Rectifying Batch Effects in Histology Images for Spatial Transcriptomics Analysis

Spatial transcriptomics (ST) has revolutionized tissue-level gene expression analysis, but high costs and data scarcity limit its widespread application and necessitate data integration from multiple sources, which contain strong batch effects. We present a novel approach to address these challenges, combining (1) stain normalization and augmentation across multiple color spaces; and (2) incorporation of pathology foundation models pre-trained on diverse histopathological datasets. Our method improves the performance and generalizability of the iStar, which predicts near-single-cell spatial gene expression by integrating ST data with histology images.

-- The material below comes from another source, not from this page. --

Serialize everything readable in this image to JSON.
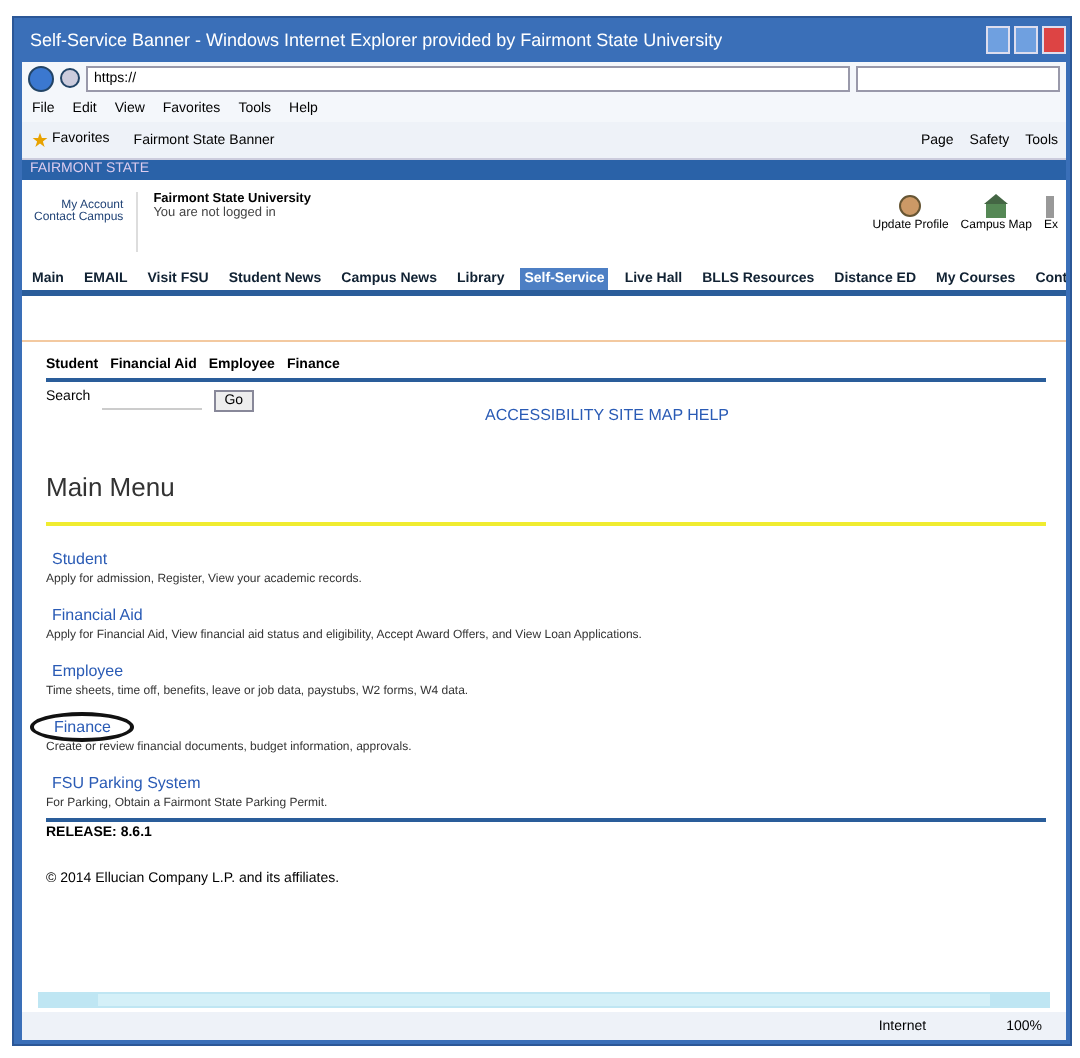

By leveraging hierarchical image feature extraction using foundation models, our approach captures both local and global tissue structures, mimicking the process of pathological examination. Notably, foundation models trained on large, diverse histology image datasets prove robust against batch effects. We evaluate our method using various ST platforms, demonstrating significant improvements in cell type segmentation and out-of-sample gene expression prediction. Our model addresses the complex nature of batch effects in ST data analysis while offering a cost-effective solution to expand the utility of existing ST datasets. By enhancing tissue characterization accuracy, our AI-driven approach advances precision medicine, potentially improving cancer diagnosis and treatment selection.